Continuing Martha Pitzer’s legacy

There’s a Wellness Walk at Ohio State’s College of Nursing that guides participants on a ¼-mile tour of Heminger and Newton halls, with inspirational quotes at various points along the way. One stop features a quote from Florence Nightingale: “Let us never consider ourselves finished nurses. We must be learning all of our lives.”

Martha Pitzer’s son David is proud to see that commitment to ongoing education at the Pitzer Center, just as he witnessed his mother’s commitment to lifelong learning. “Instead of trying to impose what she thought, she really enjoyed understanding how other people approach something,” David Pitzer says. “It goes back to research: All of us can do more than one of us.” 

black and white photo of Martha Pitzer wearing a nurse uniform in 1959
Martha Pitzer

Throughout her life, Martha collected artwork of mothers and babies.

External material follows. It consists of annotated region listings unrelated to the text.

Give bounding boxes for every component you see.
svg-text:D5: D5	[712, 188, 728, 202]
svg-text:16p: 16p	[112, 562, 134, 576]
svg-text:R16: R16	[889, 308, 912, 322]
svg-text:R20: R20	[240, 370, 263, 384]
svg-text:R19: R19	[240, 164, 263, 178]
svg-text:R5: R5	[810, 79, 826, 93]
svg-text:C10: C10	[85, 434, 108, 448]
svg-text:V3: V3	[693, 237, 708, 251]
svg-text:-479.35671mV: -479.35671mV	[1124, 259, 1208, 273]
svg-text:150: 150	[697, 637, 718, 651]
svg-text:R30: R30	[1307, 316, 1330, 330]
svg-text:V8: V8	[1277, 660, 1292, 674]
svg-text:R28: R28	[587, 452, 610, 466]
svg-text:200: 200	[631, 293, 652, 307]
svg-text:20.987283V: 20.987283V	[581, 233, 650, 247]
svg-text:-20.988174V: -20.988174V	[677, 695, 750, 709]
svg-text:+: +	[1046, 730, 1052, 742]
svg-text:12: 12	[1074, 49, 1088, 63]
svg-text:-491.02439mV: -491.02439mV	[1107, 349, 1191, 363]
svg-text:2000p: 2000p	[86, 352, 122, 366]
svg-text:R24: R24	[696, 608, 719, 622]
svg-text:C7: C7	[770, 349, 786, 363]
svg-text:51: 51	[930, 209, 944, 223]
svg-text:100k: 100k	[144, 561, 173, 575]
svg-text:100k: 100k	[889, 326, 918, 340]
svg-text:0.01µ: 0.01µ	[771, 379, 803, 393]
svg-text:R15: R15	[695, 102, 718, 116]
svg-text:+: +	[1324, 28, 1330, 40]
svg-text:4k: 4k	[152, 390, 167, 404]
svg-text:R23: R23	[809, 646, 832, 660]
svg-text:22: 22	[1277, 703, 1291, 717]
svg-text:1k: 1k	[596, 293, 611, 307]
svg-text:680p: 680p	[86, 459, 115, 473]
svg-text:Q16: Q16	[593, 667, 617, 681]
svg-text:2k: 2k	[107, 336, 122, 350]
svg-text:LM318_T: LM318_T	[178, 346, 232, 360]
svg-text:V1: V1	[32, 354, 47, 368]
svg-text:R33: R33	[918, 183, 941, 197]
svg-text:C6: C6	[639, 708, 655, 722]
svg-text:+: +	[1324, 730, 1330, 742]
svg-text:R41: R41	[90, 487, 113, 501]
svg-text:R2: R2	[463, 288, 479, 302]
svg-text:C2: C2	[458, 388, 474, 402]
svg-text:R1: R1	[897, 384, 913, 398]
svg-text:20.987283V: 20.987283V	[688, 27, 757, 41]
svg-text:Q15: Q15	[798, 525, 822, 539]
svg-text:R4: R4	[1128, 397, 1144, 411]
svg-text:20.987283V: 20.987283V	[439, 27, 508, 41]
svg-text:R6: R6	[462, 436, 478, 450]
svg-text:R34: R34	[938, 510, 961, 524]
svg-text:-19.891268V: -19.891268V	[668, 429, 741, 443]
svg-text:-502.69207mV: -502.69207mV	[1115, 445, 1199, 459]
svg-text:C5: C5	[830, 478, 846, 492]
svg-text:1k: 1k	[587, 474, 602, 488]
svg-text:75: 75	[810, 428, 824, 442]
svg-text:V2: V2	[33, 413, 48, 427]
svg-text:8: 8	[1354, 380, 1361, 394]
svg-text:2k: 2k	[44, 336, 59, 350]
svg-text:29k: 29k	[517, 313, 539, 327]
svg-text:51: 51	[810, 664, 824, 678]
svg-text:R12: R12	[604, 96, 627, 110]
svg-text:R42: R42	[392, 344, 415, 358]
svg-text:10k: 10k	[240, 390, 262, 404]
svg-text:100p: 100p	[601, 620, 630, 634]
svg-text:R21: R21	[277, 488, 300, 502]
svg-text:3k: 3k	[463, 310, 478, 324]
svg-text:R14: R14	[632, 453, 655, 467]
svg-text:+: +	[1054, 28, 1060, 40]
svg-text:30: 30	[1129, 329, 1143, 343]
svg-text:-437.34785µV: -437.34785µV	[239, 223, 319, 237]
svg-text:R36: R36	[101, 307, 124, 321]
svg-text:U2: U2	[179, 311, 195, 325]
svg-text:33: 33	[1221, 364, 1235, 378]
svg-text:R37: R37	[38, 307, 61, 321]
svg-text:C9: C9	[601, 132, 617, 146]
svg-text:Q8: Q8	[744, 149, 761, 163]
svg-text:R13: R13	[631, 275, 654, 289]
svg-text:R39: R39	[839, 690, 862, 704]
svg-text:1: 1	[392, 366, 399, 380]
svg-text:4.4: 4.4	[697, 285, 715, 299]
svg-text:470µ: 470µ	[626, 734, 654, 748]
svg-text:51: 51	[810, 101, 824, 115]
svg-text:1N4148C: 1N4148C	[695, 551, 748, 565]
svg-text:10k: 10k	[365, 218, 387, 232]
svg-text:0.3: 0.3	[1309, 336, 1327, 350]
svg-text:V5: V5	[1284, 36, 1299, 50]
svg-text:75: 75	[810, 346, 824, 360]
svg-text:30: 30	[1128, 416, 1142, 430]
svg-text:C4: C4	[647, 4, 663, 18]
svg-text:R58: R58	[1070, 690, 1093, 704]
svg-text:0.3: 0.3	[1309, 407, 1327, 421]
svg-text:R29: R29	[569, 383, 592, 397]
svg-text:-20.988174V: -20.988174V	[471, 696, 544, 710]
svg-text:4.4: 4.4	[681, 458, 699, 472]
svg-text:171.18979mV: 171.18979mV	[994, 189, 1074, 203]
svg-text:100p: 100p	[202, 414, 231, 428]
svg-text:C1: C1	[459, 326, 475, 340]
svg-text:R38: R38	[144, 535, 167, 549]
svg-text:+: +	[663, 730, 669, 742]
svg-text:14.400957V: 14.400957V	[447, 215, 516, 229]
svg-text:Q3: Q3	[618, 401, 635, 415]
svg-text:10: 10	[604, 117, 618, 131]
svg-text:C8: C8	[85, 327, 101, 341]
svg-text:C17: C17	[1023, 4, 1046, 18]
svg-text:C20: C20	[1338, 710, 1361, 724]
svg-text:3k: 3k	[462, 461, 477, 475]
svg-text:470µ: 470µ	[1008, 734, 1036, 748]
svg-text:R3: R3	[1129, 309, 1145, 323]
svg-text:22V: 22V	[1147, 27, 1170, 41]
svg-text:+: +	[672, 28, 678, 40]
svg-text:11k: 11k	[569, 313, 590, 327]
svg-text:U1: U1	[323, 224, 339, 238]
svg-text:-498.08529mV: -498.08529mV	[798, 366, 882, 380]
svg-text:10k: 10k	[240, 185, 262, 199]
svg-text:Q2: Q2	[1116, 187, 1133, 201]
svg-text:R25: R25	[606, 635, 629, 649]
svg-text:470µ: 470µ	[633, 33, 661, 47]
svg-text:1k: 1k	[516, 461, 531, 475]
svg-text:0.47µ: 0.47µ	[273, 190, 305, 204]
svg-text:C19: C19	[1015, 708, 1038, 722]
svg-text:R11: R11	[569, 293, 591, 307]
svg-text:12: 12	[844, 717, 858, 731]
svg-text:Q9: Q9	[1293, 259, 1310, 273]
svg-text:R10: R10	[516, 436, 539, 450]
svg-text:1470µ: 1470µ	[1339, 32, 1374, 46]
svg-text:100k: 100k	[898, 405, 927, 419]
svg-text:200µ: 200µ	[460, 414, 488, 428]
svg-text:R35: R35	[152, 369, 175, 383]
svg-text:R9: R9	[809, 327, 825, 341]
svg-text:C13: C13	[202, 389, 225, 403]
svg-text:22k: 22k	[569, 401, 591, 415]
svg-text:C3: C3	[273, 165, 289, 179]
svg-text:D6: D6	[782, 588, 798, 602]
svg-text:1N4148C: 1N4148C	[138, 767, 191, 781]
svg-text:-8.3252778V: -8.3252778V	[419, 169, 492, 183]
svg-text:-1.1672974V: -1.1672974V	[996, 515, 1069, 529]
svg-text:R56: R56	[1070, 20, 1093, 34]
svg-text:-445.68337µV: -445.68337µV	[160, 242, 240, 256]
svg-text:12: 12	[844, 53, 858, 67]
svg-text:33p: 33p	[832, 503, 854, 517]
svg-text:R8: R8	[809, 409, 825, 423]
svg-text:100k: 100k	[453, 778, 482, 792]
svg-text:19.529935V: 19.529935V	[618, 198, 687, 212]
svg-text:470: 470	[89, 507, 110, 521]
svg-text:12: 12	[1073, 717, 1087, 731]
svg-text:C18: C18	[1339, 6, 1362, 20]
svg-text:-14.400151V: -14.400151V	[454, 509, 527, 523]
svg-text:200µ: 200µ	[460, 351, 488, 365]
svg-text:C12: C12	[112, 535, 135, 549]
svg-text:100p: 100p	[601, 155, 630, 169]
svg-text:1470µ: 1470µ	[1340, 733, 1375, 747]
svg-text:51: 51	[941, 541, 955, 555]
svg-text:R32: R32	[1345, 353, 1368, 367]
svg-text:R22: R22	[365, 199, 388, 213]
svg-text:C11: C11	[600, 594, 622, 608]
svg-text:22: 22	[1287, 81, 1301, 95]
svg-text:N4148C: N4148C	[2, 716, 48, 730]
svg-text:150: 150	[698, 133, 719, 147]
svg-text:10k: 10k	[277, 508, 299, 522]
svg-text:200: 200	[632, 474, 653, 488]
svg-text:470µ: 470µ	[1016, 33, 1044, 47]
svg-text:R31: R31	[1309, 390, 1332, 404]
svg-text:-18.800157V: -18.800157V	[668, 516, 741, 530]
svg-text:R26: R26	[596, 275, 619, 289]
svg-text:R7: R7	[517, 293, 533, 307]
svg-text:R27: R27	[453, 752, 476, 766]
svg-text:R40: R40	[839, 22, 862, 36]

Some of those pieces now hang on the walls of the Pitzer Center and in lactation spaces across Ohio State’s campus, continuing Martha’s legacy of warmth and care. The center also hosts the Martha S. Pitzer Lecture every fall, and her family continues to remain involved at the college. “We want the Pitzer Center to prosper. That means that we need to be available to assist,” David Pitzer says. “It’s an ongoing relationship.”

Joy Pitzer, David’s daughter, is also following in her grandmother’s footsteps, helping others as she finishes her master’s degree in social work at Ohio State. “I’m comforted by the fact that my grandma’s memory remains alive at the College of Nursing,” Joy says. “I think about her every time I walk by Heminger Hall.”

Just as Martha cared for others by projecting a sense of peace and calm, Heminger Hall provides that for students, faculty and staff. “I feel it every day I come in. It’s a calming space, and that was by design. We've tried to stay true to what we know is a healing place for people,” says Dean Karen Rose, who emphasizes caring for the caregivers. “You have to put the oxygen mask on yourself before you can put it on someone else. We want to be sure our graduates leave here feeling competent, confident and resilient. And we hope that notion carries over into patient care, to help preserve a calming environment.”

Whether the Pitzer Center’s nurse scientists are teaching students, caring for patients or working in the lab, they are answering their calling to care holistically. Collaboration is key. “If you're siloing, you're missing innovation,” Dean Rose says. “We can’t take care of patients without being part of a health care team. That’s what it looks like at the bedside, and that's what it looks like in research, too.”